FG Suspends Food Imports Duty, Partners with States on Farming

The Federal Government announced a 150-day duty-free import window for food commodities on Monday, as part of its efforts to combat rising inflation that has significantly impacted Nigerians. This measure includes suspending duties, tariffs, and taxes on certain food imports through land and sea borders.

The initiative aims to reduce the demand for foreign exchange by food importers, who spent $2.13 billion on food imports in 2023, despite Nigeria’s potential as the food basket of Africa. The high food import bill remains a concern for the government, which has struggled with inadequate infrastructure, insecurity, and climate change affecting local agricultural production.

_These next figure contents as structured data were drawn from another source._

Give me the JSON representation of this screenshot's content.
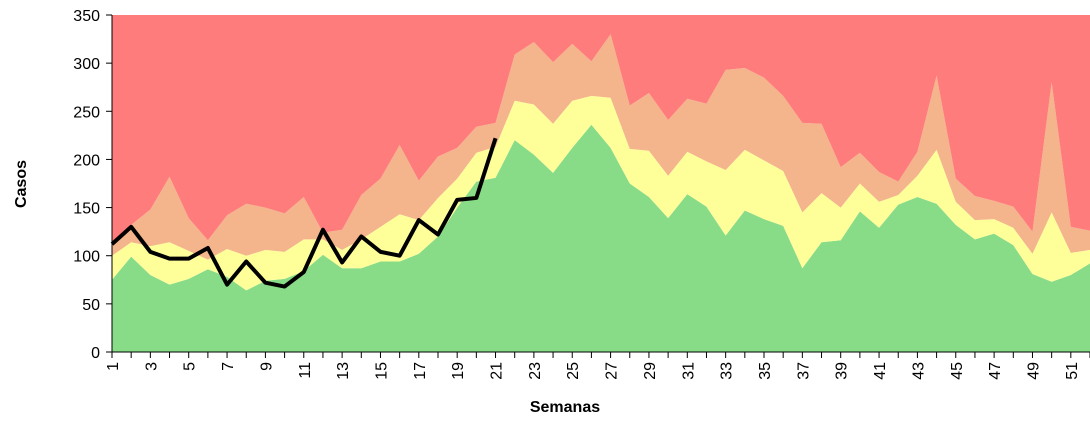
{
  "chart_data": {
    "type": "area",
    "stacked": true,
    "x_label": "Semanas",
    "y_label": "Casos",
    "categories": [
      1,
      null,
      3,
      null,
      5,
      null,
      7,
      null,
      9,
      null,
      11,
      null,
      13,
      null,
      15,
      null,
      17,
      null,
      19,
      null,
      21,
      null,
      23,
      null,
      25,
      null,
      27,
      null,
      29,
      null,
      31,
      null,
      33,
      null,
      35,
      null,
      37,
      null,
      39,
      null,
      41,
      null,
      43,
      null,
      45,
      null,
      47,
      null,
      49,
      null,
      51,
      null
    ],
    "ylim": [
      0,
      350
    ],
    "yticks": [
      0,
      50,
      100,
      150,
      200,
      250,
      300,
      350
    ],
    "series": [
      {
        "color": "#88dc88",
        "values": [
          75,
          99,
          80,
          70,
          76,
          86,
          78,
          64,
          74,
          76,
          84,
          101,
          87,
          87,
          94,
          94,
          102,
          120,
          150,
          177,
          181,
          220,
          205,
          186,
          212,
          236,
          212,
          175,
          161,
          139,
          164,
          151,
          121,
          147,
          138,
          131,
          87,
          114,
          116,
          146,
          129,
          153,
          161,
          154,
          132,
          117,
          123,
          111,
          81,
          73,
          80,
          92
        ]
      },
      {
        "color": "#ffff99",
        "values": [
          25,
          15,
          30,
          44,
          29,
          10,
          29,
          36,
          32,
          28,
          33,
          16,
          19,
          30,
          36,
          49,
          35,
          40,
          30,
          30,
          32,
          41,
          52,
          51,
          49,
          30,
          52,
          36,
          48,
          44,
          44,
          47,
          68,
          63,
          61,
          57,
          58,
          51,
          34,
          29,
          27,
          10,
          22,
          56,
          24,
          20,
          15,
          18,
          21,
          72,
          23,
          14
        ]
      },
      {
        "color": "#f4b48c",
        "values": [
          13,
          18,
          38,
          68,
          34,
          20,
          35,
          54,
          44,
          40,
          44,
          7,
          21,
          46,
          50,
          72,
          41,
          43,
          32,
          27,
          25,
          48,
          65,
          64,
          59,
          36,
          66,
          45,
          60,
          58,
          55,
          60,
          104,
          85,
          86,
          78,
          93,
          72,
          42,
          32,
          31,
          14,
          25,
          77,
          24,
          25,
          19,
          22,
          23,
          135,
          27,
          20
        ]
      },
      {
        "color": "#ff7c7c",
        "values": [
          237,
          218,
          202,
          168,
          211,
          234,
          208,
          196,
          200,
          206,
          189,
          226,
          223,
          187,
          170,
          135,
          172,
          147,
          138,
          116,
          112,
          41,
          28,
          49,
          30,
          48,
          20,
          94,
          81,
          109,
          87,
          92,
          57,
          55,
          65,
          84,
          112,
          113,
          158,
          143,
          163,
          173,
          142,
          63,
          170,
          188,
          193,
          199,
          225,
          70,
          220,
          224
        ]
      },
      {
        "type": "line",
        "color": "#000000",
        "values": [
          112,
          130,
          104,
          97,
          97,
          108,
          70,
          94,
          72,
          68,
          83,
          127,
          93,
          120,
          104,
          100,
          137,
          122,
          158,
          160,
          222,
          null,
          null,
          null,
          null,
          null,
          null,
          null,
          null,
          null,
          null,
          null,
          null,
          null,
          null,
          null,
          null,
          null,
          null,
          null,
          null,
          null,
          null,
          null,
          null,
          null,
          null,
          null,
          null,
          null,
          null,
          null
        ]
      }
    ]
  }
}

Speaking at a press conference in Abuja, Minister of Agriculture and Food Security, Abubakar Kyari, detailed the initiative under the Presidential Accelerated Stabilisation and Advancement Plan. The plan includes the Federal Government importing 250,000 metric tonnes of wheat and 250,000MT of maize to support small-scale processors and millers across the country.

The 150-day duty-free import window covers commodities such as maize, husked brown rice, wheat, and cowpeas. Kyari assured that the imported commodities would meet safety standards and be sold at a Recommended Retail Price to address food inflation.

The government has also committed to expanding land cultivation through collaboration with state governments, identifying irrigable lands, and increasing the area under cultivation. This partnership aims to boost agricultural production and address food security challenges.

Kyari highlighted the urgency of addressing the food affordability crisis, with food inflation indexed at 40.66% according to the National Bureau of Statistics. The removal of petrol subsidies and the floating of the naira in 2023 exacerbated the issue, leading to significant price increases for basic food items.

The government’s measures to tackle food inflation include:

  • A 150-day duty-free import window for specified food commodities.
  • Suspension of duties, tariffs, and taxes on food imports.
  • Federal Government importing wheat and maize to support small-scale processors.
  • Strategic engagement for youth and women in greenhouse cultivation of horticultural crops.
  • Collaboration with the Nigerian Military and other paramilitary establishments for agricultural production.

The National President of the Nigerian Association of Chambers of Commerce, Industry, Mines and Agriculture, Dele Oye, commended the government’s move to suspend taxes on food imports, emphasizing the importance of protecting local agricultural investments.

Dr. Ikenna Nwosu of the Nigerian Economic Summit Group and Segun Kuti-George, National Vice President of the Nigerian Association of Small-Scale Industrialists, also expressed support for the initiative, while emphasizing the need for long-term solutions to boost local agricultural production.

However, Dr. Femi Egbesola, National President of the Association of Small Business Owners of Nigeria, cautioned that while the move might arrest food inflation, it could weaken the country’s agricultural sector and lead to job losses in the agriculture value chain. He advocated for a sustainable food model where Nigeria produces and consumes its own food, warning against the health risks of imported genetically modified foods.

The government’s latest directive is a temporary measure to address immediate food shortages, with a focus on boosting local production capabilities to enhance long-term food security.